Но тот будто не замечал и его нетерпения, и его досады. Ловко орудуя ножом и вилкой, посланец без конца подливал себе в бокал из пузатой бутылки «Laphroaig». И каждый раз отчётливо было видно, как напрягалось горло, стянутое галстуком, и невидяще соловели глаза, и подумалось: так он этот «Лефрой» и прикончит в один присест, потом возись с ним. Но нет, крепкий виски оказывал на посланца действие не большее, чем вода из-под крана. Он пил, ел, успевал прикладывать к уху телефон, и не какой-нибудь там «Vertu», a «Gresso», «Gresso Individual». Закончив с едой, друг правителя долго готовил сигару, а, раскурив ее, длинную и чёрную, уже не сводил жёсткого, немигающего взгляда.

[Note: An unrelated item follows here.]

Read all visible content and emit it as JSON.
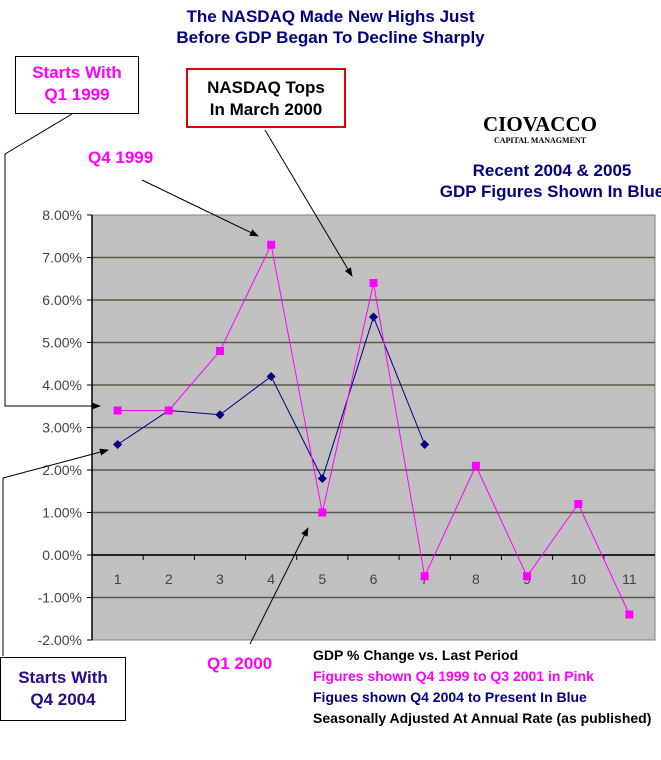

— Ну что, поговорим? Я рассчитываю… мы все рассчитываем на твоё понимание. Если поймешь, всё у тебя сложится, а нет, так…
Чёрт! Пришлось поднять руку, чтобы ослабить шарф, горло сдавило так, что невозможно было дышать.
— Ты хоть понимаешь, против кого ты попёр? Думаешь, это вождь твой враг? Ну, есть у него к тебе вопросы… Помнишь, в девяносто шестом году ты уже со своими вышками был, а у него чемоданчик с долларами на даче сгорел, лимон, говорят, был. Выходит, пока он стоял на страже государства, ты всё сгреб под себя. А потом ещё стал выделываться, поучать… Вот пришлось тобою исправлять положение… И теперь у него ярды, и не один десяток. А кто помог наварить? Мы и помогли. И потому он делает только то, что ему скажут. Он послушный… Ты ещё не понял, кто на самом деле рулит? Русский бизнес и рулит, и потому больше никогда в России еврей не будет самым богатым, это понятно? Да я скоро куплю эту Амзрыку с потрохами. Я уже здесь! На 42 улице, в этом ресторане. Слышь, как называется эта столовка? — Столовка была одним из ресторанов Cipriani, но какое это имело значение для распаленного могуществом господина? Его дела были не так хороши, как прежде, но это тоже не имело значения. Он не пропадёт, он отработает, он заслужит…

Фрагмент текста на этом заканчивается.